The social gaming company pre-announced some ugly third-quarter earnings late Thursday and significantly reduced its financial guidance for the year. Now, Wall Street analysts are beginning to wonder aloud if the company will ever be able to turn things around.
"We don't see a floor on the horizon," said Macquarie Securities analyst Ben Schacter. "Our concern has been and remains that while Zynga executed against its first mover advantage on the Facebook platform, off of the platform they are just one of many."
No one really expected Zynga to hit its earlier projections given how badly the company has performed lately, but the extent of the shortfall is astonishing. For the second half of 2012, Zynga reduced its estimated bookings by about $100 million.
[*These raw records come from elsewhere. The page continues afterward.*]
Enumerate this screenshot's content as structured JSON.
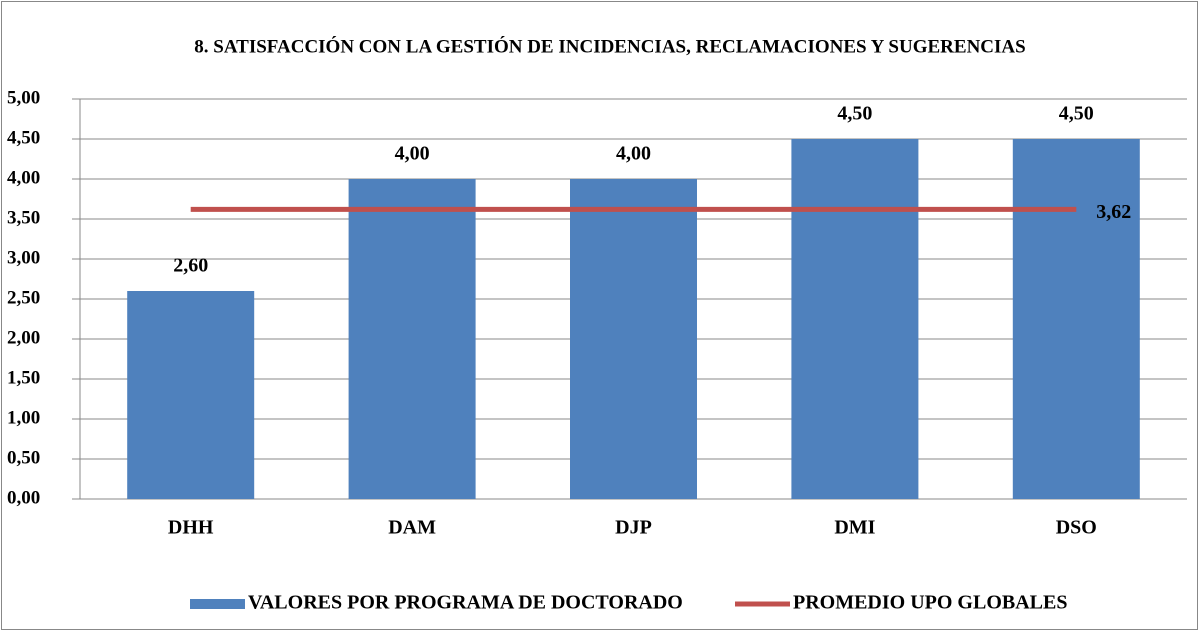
{
  "chart_data": {
    "type": "bar",
    "title": "8. SATISFACCIÓN CON LA GESTIÓN DE INCIDENCIAS, RECLAMACIONES Y SUGERENCIAS",
    "categories": [
      "DHH",
      "DAM",
      "DJP",
      "DMI",
      "DSO"
    ],
    "series": [
      {
        "name": "VALORES POR PROGRAMA DE DOCTORADO",
        "type": "bar",
        "color": "#4f81bd",
        "values": [
          2.6,
          4.0,
          4.0,
          4.5,
          4.5
        ],
        "value_labels": [
          "2,60",
          "4,00",
          "4,00",
          "4,50",
          "4,50"
        ]
      },
      {
        "name": "PROMEDIO UPO GLOBALES",
        "type": "line",
        "color": "#c0504d",
        "values": [
          3.62,
          3.62,
          3.62,
          3.62,
          3.62
        ],
        "value_labels": [
          null,
          null,
          null,
          null,
          "3,62"
        ]
      }
    ],
    "ylim": [
      0,
      5
    ],
    "yticks": [
      {
        "value": 0,
        "label": "0,00"
      },
      {
        "value": 0.5,
        "label": "0,50"
      },
      {
        "value": 1,
        "label": "1,00"
      },
      {
        "value": 1.5,
        "label": "1,50"
      },
      {
        "value": 2,
        "label": "2,00"
      },
      {
        "value": 2.5,
        "label": "2,50"
      },
      {
        "value": 3,
        "label": "3,00"
      },
      {
        "value": 3.5,
        "label": "3,50"
      },
      {
        "value": 4,
        "label": "4,00"
      },
      {
        "value": 4.5,
        "label": "4,50"
      },
      {
        "value": 5,
        "label": "5,00"
      }
    ],
    "grid": true,
    "legend": "bottom"
  }
}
It now expects to report a net loss between $90 million and $105 million.
The company also seemingly had a moment of clarity, essentially admitting that it paid way, WAY too much for Draw Something creator OMGPOP earlier this year. In March, the company paid $210 million for the studio. Yesterday, it announced plans to take an $85 to $95 million "impairment charge" — the corporate equivalent of a "whoopsie."
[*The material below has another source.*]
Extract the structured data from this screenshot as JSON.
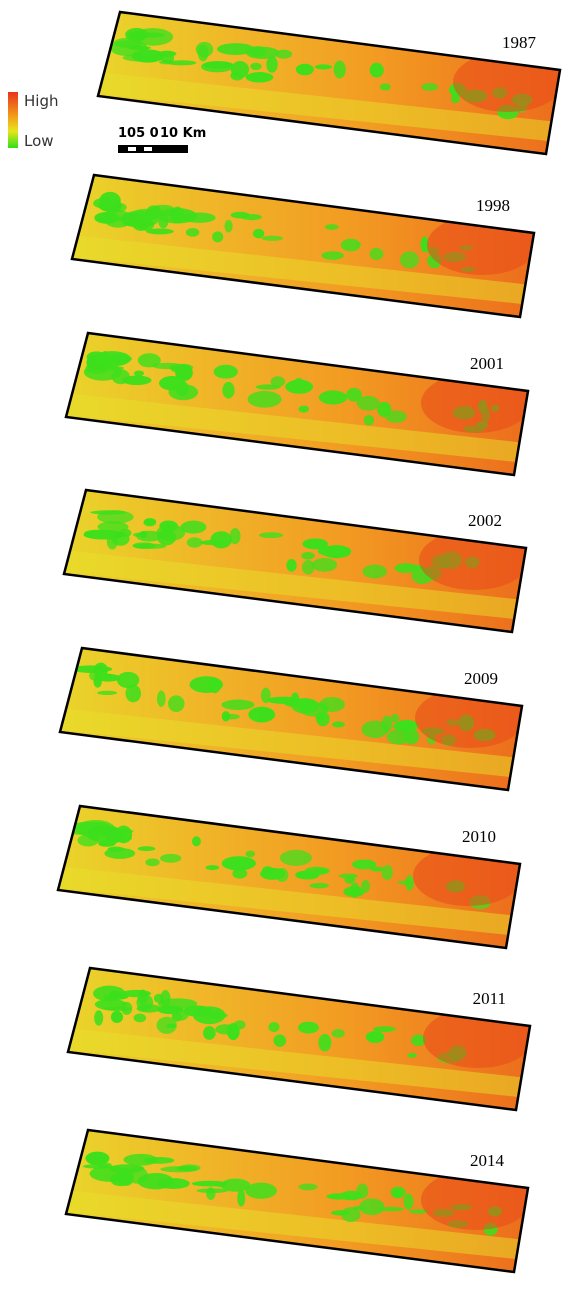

The problems boil down to one thing: People aren't playing the company's games as much as they used to. The number of daily average users (DAUs) in the third quarter "were down 15-20 percent sequentially as traffic from new titles was not enough to offset the declines in existing games," notes Sterne Agee's Arvind Bhatia.
The troubles at Zynga were somewhat forecast by the staggering number of executives who have jumped ship from the company in the past few months. At least seven C-level bosses have left the company since the beginning of August, and now it appears the creators of smash hit Words with Friends have also bailed out.
Unsurprisingly, the company's stock is down 20% to about $2.30 in early trading on Friday, a whopping 75% decline since its IPO in December of 2011. But some analysts say they're not giving up hope yet.
"It is not clear that Zynga will turn this around quickly," says Wedbush Securities' Michael Pachter. "Management has whiffed two out of the last three quarters … [but] if management reins in costs and focuses on fewer, bigger games, we think that the company has the potential to grow revenues. … While it is sorely tempting for us to jump on the Zynga-hater bandwagon, we are strangely fascinated by the company's business model, and believe that there is great potential to turn things around."